SAGrader Helps Lift Scores
Four years ago, Edward Brent created a Web site called Essay Grader.
"The students submit their essays over the Web using a normal Web browser," he said. "Once they submit it, in a matter of seconds they get back detailed feedback and comments with their score."
Brent and his team are improving the program this summer so students can improve their grades this fall.
"We're working on a second version of SAGrader which will be released, hopefully, in mid-fall," said lead developer Ted Carnahan.
Unlike other Web sites that focus on grammar, this one focuses on students' individual writing skills.
MU's Introduction to Sociology is the only course that uses SAGrader so far.
"The benefits are just that the students get immediate feedback and that there would be consistency in the grading," said Jeff McCully, course teaching assistant.
For students' first essays, grades averaged 70%, a C-.
After one or more revisions using SAGrader, grades averaged 90%, an A-.
However, using SAGrader doesn't mean the computer does all the work.
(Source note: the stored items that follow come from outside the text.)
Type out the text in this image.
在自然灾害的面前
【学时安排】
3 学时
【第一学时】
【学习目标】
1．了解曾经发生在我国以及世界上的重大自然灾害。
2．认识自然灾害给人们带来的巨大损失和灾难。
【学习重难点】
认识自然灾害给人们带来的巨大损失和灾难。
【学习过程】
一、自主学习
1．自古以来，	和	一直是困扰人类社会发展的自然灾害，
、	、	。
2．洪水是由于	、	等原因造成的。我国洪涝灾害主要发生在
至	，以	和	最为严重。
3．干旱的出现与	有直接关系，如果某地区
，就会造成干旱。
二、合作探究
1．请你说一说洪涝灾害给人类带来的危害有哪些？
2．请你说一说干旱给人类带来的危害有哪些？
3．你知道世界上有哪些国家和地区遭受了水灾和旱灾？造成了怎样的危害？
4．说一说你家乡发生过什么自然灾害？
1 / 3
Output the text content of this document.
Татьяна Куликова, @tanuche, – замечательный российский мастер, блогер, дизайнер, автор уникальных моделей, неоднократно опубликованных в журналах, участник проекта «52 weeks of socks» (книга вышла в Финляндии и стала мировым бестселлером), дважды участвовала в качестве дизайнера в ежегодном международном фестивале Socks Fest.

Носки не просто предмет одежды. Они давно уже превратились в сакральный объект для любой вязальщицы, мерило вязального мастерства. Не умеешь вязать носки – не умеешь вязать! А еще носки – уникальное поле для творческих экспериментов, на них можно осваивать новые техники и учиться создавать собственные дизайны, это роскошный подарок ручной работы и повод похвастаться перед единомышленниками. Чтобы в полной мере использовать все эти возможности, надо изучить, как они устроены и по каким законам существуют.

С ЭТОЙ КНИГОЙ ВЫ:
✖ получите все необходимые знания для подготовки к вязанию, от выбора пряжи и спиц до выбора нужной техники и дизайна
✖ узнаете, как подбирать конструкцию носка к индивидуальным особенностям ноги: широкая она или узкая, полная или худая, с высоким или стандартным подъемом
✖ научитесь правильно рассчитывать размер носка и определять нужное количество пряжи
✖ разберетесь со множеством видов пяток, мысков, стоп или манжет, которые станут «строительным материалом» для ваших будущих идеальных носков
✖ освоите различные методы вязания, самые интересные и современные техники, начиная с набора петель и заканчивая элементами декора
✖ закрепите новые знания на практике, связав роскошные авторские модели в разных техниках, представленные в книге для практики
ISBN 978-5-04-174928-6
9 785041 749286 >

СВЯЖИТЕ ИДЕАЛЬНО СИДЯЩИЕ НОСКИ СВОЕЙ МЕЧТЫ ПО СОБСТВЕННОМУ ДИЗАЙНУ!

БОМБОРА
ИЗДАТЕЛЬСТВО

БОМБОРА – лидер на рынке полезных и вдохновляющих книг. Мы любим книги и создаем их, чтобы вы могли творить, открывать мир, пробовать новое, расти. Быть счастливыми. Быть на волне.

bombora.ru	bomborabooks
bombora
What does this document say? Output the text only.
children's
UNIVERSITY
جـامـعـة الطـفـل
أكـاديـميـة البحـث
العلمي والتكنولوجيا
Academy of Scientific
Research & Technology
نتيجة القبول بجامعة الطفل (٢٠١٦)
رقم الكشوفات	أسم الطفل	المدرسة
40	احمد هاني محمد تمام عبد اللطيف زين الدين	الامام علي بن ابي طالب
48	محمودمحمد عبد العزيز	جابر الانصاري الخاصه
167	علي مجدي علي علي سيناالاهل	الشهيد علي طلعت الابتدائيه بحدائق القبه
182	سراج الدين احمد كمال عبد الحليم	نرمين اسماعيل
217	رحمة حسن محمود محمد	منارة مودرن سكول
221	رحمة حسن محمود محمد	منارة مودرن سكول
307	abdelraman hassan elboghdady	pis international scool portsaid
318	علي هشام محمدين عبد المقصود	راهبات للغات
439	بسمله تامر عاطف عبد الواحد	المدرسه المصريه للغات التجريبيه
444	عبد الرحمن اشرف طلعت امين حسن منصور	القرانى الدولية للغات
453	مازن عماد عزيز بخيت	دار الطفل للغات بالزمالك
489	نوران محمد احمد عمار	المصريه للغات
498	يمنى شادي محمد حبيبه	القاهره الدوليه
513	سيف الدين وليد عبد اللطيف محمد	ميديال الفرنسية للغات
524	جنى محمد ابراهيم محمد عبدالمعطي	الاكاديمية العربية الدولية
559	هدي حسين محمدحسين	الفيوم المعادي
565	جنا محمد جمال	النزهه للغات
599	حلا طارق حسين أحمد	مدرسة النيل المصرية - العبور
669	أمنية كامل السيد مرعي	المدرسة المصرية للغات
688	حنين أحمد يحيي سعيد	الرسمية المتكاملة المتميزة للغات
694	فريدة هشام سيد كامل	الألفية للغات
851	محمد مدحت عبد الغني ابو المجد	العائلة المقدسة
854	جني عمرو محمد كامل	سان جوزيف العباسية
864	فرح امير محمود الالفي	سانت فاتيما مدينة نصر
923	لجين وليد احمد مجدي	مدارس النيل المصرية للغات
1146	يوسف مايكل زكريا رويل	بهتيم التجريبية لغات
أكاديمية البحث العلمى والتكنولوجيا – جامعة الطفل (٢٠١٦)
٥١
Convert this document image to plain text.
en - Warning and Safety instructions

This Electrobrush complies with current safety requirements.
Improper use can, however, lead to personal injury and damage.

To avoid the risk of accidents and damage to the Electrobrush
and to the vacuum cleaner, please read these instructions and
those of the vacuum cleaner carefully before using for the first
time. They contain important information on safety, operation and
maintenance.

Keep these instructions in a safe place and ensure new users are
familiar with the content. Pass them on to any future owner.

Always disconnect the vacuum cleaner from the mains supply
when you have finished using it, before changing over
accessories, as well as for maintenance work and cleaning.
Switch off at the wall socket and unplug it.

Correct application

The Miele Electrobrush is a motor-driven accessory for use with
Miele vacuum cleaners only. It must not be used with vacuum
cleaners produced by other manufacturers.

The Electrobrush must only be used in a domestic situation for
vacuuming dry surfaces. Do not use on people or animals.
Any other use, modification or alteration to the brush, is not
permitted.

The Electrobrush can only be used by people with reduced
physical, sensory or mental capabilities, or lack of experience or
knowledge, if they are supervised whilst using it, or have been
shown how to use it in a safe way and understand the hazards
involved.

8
"You have to teach these concepts and the relationships between them," said Carnahan. "That's what you do right now in our stand-alone software, that's what we're moving onto the Web."
And, that work pays off at the end of the course.
"This is one of the first semesters I haven't had to curve the grades because they did so well in this part of the course," Brent said.
Another 100 colleges are testing SAGrader to use it this fall semester.